By Lenin O’Mahony
Recently the State of California’s legislature passed Assembly Bill 3121, which was signed into law by Governor Gavin Newsom on September 30, 2020. This legislation effectively requires the establishment of a task force which will recommend to the state legislature a form of financial compensation, a manner of which compensation should be distributed, and guidelines for who will be eligible for such compensation. The compensation which is being discussed, is towards the African American communities in California who were effected by or descended from slavery. This task force would look into how the economic and social effects of slavery and segregation have harmed modern day communities.
California joined the Union in 1850, and while it was a free state, slave holders could legally bring their slaves into the state and California law required runaway slaves be arrested and returned. California is now the first state in the nation to pass a law requiring a study of reparations, but similar legislation has been proposed in a number of other states.
This law only requires an investigation into the realistic options for implementing certain forms of reparations, and actual reparations could not be approved through this law alone, but would need to go through state legislation again. Despite this law not guaranteeing any concrete results, it would be extremely disappointing for supporters of reparations for this task force to come up empty handed in terms of possible solutions.
There have been some serious concerns from right leaning groups about the possibility of reparations. Some view such actions as unfair and inappropriate as the nation as a whole struggles with the economic effects of the COVID-19 pandemic. It is not currently known to what extent these reparations may go in terms of money spent, or in what manner it will be distributed.

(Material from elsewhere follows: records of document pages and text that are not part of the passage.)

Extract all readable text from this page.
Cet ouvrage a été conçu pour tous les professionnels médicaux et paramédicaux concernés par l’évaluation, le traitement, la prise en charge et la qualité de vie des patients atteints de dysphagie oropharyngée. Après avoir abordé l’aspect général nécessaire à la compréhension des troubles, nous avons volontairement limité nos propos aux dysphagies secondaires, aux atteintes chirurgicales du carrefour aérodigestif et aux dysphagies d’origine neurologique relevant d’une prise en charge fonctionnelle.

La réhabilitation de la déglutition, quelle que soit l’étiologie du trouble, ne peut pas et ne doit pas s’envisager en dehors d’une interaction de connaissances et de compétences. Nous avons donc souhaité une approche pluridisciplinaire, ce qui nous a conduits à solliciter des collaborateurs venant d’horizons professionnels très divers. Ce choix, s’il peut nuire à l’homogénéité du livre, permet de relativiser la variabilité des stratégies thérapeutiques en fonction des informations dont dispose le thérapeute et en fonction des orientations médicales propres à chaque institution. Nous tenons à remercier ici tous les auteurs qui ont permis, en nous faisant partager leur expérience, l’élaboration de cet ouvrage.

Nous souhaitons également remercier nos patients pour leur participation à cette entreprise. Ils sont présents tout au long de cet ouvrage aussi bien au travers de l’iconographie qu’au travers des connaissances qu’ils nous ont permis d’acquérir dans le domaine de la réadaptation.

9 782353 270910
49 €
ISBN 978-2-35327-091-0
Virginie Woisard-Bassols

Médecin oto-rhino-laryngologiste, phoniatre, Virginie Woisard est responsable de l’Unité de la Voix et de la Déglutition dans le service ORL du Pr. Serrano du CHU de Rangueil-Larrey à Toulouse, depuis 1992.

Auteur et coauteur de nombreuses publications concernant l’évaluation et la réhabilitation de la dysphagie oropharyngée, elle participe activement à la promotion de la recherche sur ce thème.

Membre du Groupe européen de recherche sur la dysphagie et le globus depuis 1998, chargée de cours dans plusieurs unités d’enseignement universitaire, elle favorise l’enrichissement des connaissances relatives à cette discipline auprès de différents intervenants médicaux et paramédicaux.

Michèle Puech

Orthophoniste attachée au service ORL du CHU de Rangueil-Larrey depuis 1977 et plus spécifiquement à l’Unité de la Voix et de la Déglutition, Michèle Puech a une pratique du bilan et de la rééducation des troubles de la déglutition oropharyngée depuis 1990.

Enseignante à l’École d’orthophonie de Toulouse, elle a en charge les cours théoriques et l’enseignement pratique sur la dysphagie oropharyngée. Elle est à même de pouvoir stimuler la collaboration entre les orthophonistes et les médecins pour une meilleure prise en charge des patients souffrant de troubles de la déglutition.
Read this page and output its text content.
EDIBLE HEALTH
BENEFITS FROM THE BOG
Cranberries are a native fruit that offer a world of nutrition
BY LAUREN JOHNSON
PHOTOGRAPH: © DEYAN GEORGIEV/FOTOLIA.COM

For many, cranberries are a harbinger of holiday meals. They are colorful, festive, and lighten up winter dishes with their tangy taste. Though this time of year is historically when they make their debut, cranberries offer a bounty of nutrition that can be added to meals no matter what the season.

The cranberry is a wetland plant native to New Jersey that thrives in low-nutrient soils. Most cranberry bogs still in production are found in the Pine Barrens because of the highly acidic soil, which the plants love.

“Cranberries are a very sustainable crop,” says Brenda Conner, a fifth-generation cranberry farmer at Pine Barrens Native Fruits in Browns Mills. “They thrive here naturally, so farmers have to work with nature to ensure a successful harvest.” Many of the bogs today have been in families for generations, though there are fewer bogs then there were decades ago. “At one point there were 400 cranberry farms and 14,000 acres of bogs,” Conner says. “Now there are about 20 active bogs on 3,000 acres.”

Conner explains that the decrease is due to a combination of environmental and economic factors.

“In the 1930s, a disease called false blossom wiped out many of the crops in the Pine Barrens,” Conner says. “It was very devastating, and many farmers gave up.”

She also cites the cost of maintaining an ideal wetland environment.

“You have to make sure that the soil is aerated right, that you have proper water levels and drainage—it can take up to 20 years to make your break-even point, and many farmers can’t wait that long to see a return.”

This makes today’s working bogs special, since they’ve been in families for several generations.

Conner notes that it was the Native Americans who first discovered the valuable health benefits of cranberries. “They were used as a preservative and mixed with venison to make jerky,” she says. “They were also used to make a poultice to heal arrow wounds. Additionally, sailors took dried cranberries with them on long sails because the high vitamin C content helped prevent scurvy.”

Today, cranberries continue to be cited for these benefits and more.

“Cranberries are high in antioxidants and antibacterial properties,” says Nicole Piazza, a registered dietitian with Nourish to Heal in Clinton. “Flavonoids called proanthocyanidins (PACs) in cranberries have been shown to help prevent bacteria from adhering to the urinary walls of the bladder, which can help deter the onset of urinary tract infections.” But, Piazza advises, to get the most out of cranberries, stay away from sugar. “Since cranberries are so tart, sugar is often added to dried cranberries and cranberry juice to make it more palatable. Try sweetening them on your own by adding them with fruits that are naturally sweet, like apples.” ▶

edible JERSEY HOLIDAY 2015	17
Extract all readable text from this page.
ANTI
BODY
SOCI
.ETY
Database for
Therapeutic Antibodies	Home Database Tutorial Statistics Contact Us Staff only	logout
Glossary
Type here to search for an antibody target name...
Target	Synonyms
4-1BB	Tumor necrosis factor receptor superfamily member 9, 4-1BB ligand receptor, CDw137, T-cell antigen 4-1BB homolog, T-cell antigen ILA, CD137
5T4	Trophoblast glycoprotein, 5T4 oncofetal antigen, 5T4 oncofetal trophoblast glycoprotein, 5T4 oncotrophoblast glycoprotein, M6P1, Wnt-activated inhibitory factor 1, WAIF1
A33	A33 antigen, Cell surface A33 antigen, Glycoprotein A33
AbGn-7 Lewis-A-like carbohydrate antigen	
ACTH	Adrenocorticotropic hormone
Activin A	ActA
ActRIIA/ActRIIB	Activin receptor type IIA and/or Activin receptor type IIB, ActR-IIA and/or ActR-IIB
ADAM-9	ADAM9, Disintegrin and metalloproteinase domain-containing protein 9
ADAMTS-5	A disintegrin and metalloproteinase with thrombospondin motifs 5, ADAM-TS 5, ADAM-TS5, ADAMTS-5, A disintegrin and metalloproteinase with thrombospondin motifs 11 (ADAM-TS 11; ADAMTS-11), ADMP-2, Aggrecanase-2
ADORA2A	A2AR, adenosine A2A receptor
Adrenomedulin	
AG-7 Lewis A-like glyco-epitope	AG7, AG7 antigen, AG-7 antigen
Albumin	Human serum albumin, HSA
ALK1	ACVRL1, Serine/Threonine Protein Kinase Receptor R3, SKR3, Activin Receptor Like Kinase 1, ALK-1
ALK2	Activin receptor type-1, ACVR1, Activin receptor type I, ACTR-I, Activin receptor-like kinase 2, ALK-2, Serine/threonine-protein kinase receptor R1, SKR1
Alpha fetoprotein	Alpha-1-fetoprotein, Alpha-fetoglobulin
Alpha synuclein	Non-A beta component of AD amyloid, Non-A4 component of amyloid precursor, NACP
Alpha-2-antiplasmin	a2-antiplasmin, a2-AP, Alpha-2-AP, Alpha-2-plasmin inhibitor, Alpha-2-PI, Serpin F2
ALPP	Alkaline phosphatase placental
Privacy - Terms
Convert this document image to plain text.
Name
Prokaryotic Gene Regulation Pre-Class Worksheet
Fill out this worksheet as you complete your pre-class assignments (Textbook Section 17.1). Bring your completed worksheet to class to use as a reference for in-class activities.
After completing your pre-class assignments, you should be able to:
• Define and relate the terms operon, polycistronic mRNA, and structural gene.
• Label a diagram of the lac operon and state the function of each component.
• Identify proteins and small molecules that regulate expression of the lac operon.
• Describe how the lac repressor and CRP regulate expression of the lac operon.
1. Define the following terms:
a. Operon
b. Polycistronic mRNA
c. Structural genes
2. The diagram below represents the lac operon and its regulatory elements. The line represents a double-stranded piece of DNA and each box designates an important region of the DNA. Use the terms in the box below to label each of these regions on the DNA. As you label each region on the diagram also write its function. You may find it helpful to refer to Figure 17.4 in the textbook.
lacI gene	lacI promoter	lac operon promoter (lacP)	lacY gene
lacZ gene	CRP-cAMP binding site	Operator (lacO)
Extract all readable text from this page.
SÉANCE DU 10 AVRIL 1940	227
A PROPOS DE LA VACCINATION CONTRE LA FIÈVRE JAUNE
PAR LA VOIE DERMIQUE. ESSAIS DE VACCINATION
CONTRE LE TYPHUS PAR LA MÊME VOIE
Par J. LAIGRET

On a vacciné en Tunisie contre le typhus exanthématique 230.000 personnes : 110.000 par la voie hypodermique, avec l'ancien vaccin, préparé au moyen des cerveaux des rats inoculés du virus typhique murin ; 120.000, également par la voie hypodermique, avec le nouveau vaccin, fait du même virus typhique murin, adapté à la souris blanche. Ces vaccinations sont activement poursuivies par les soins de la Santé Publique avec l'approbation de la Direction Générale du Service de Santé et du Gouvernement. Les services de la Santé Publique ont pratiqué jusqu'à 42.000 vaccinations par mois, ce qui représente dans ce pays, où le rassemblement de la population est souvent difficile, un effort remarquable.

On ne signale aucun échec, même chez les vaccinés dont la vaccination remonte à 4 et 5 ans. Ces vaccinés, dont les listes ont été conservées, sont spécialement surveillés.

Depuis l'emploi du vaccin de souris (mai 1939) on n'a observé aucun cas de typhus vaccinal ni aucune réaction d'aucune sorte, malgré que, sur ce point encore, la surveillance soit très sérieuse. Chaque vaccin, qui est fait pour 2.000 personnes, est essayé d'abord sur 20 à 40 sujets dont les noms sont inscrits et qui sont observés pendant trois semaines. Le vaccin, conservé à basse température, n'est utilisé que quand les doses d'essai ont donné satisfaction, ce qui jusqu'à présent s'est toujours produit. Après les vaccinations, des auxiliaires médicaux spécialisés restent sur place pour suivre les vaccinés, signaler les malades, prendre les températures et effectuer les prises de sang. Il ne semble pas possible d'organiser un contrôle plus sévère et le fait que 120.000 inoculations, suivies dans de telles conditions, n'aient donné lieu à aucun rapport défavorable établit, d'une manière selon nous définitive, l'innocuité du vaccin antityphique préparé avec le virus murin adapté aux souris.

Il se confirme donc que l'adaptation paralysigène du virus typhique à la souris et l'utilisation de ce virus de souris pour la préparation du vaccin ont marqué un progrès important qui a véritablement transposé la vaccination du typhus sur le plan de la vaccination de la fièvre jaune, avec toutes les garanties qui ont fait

Many believe that such reparations should be implemented through investment into primarily black communities that are impoverished and suffer from inequalities such as food deserts, which are situations where community members need to travel large distances in order to reach proper grocery stores with healthy produce. For many marginalized areas in the nation and state, the only sources of food are corner stores which do not carry fresh produce or natural items.
We recently saw the usage of stimulus checks during the early stages of the COVID-19 economic shut down, which was used to stimulate the economy and aid individuals who had lost their jobs. Similar checks are another method which could potentially be used to distribute reparations in the state.
The state task force will face another difficult task of deciding who is going to be able to benefit from the potential reparations, depending on the method of distribution. Many factors need to be taken into account and it is far from an easy process. While the job of proposing methods and rules for the potential reparation program in California is a difficult task, many people in the primarily liberal state are glad to see that this legislation passed. Recent protests and riots that sprung up across the country after the death of George Floyd were certainly catalysts behind this legislation being finally passed after years of being proposed.